Session 1: The Creativity Challenge & Technology Enabled Creative Learning (TECL).
“Creativity is now as important in education as literacy and we should treat it with the same status.”
Sir Ken Robinson
- The creativity challenge and contemporary education
- Experiential, embodied and aesthetic learning
- Learning through a pedagogy of creativity
- Managing learner inhibition thresholds: live and online
- The cost of stifling creativity at a young age
- Teaching as a creative career.
Session 2: TECL: Goals and Outcomes for Learning
“Art is solving problems that cannot be formulated before they have been solved. The shaping of the question is part of the answer.”

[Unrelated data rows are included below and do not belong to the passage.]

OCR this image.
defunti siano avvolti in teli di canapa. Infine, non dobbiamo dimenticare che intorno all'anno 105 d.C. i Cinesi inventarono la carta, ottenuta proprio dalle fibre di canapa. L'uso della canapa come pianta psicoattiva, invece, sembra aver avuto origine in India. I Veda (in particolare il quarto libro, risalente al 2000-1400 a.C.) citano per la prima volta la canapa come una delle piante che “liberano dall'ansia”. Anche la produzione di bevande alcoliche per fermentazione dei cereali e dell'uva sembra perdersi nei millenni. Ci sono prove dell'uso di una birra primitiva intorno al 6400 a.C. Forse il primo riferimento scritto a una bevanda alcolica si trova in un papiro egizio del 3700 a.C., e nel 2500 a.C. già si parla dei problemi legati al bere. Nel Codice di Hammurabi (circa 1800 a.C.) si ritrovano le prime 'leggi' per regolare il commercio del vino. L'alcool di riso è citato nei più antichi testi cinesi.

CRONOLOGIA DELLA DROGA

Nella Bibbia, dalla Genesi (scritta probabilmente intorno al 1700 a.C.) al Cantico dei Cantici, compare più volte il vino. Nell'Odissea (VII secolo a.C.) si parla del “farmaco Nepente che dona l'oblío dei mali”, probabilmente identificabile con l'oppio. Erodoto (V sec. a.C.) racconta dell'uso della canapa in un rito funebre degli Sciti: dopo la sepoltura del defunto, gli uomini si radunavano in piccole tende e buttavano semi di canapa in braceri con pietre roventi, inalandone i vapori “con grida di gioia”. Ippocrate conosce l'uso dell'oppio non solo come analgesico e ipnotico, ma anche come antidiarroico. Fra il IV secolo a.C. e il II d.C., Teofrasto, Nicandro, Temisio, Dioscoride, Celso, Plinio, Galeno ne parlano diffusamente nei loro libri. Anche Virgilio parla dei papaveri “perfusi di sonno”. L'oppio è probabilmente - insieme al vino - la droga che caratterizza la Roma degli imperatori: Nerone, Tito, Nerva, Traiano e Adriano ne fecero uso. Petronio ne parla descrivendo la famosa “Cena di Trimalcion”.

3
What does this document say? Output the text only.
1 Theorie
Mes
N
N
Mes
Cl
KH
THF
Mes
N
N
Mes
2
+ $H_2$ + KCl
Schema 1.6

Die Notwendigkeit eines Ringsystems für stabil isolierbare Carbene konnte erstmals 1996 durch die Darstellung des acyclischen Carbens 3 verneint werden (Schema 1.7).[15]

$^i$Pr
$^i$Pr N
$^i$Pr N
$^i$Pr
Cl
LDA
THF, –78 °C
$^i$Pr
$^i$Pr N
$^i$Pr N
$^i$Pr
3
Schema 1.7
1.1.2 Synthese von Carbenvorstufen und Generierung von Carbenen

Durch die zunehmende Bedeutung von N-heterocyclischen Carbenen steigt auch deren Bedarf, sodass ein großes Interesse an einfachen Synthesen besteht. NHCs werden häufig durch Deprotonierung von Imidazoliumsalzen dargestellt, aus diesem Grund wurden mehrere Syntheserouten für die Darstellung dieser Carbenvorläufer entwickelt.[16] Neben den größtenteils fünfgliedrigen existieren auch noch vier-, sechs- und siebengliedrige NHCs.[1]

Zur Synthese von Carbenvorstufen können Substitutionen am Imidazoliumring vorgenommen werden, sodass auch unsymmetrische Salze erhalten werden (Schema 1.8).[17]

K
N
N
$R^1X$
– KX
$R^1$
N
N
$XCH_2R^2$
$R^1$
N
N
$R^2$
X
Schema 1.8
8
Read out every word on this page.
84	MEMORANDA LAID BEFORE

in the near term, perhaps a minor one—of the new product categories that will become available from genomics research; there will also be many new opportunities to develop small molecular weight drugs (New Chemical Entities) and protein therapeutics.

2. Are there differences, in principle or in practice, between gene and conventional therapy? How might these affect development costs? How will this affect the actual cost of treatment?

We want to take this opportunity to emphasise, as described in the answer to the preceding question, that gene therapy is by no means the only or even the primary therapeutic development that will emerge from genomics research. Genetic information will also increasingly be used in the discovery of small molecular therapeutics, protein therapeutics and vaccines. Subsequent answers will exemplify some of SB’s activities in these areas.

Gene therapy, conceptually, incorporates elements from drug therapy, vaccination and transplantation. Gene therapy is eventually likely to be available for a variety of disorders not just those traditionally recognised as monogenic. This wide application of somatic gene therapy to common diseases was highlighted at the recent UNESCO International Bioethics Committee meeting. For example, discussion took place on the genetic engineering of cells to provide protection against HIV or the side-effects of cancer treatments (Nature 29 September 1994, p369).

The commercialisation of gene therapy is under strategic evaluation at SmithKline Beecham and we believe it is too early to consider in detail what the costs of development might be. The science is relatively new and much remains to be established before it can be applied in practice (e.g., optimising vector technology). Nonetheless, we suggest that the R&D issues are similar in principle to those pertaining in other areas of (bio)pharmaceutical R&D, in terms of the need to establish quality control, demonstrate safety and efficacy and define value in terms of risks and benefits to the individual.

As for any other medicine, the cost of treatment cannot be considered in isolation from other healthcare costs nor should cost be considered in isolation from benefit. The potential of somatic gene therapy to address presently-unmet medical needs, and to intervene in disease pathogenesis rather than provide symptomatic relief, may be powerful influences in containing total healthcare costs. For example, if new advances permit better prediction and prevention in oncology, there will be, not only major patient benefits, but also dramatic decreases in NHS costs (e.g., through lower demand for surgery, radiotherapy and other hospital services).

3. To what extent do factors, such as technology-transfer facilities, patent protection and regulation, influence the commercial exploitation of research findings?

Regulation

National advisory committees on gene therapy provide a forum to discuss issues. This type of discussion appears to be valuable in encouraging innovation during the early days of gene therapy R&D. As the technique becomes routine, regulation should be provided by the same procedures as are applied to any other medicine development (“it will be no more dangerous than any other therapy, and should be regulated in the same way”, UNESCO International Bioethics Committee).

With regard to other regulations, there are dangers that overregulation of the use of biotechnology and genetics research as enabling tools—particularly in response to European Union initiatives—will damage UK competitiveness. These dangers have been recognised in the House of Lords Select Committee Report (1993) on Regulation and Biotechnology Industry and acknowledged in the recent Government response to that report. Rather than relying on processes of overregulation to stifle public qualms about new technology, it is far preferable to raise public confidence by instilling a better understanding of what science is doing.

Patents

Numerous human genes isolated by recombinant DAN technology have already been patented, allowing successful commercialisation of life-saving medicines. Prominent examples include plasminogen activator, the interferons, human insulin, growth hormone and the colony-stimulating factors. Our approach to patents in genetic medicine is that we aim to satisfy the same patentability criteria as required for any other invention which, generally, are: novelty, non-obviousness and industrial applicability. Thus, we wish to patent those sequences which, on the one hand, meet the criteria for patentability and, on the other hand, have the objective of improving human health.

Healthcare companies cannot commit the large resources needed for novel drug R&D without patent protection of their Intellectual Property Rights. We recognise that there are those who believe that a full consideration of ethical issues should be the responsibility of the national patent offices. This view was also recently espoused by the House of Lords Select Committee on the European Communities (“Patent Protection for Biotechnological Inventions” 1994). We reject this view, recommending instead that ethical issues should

Pete Hein, Poet, Architect and Mathematician
- Clarifying and sharing goals, intentions & criteria for success; questions that guide
- Deploying Expressive Outcomes (from Eliot Eisner) alongside behavioural objectives and related goals.
- Transforming learning by crafting a spectrum of expressivity in your courses.
Session 3: TECL: Instructional Activities and Hyflexing
“A delayed game is eventually good, but a rushed game is forever bad.”
Shigeru Miyamoto, Pioneering Nintendo Game Developer
- Work intensification and time-saving learning design
- Applying instructional activities to build creative learning pathways
- Definitions: Hyflexing with Live, Synchronous and Asynchronous delivery
- Acquire the skills to construct basic Reusable Learning Objects (RLO)
- Use the art and science of wholistic structure to amplify the adventure of learning.
Session 4: The principles of TECL
“I try to set boundaries in order to create space.”
Nel Aerts, Painter, Collage and Textiles Maker
- Manipulate the four dimensions of TECL to produce dynamic learning designs
- Applying TECL principles to instructional activities and learning pathways
- TECL as artful design practice.
Session 5: TECL: Making learning Personal and Significant
“I use and play with other artists’ work all the time.”
Jonathan Monk, Painter and Designer
- ‘Hacking’ resources from the world
- Incorporating seven strategies to make learning personal and significant
- Learning design for social learning: managing productive ambiguity
- Students as authentic partners in learning.
- Elevating student choice over rigid course structures.
Session 6: Embedding TECL through Retrieval Practice
“Working at Pixar you learn the really honest, hard way of making a great movie, which is to surround yourself with people who are much smarter than you, much more talented than you, and incite constructive criticism; you’ll get a much better movie out of it.”
Andrew Stanton, Filmmaker and screenwriter.
- Retrieval Practice: TECL at your fingertips of memory
- Developing the connoisseurship of critique
- Judging value and efficacy in whole-of-course design
- Anticipating confusion and boredom in learning pathways.
- Using subtleties and nuances to build adventure and alliance in courses.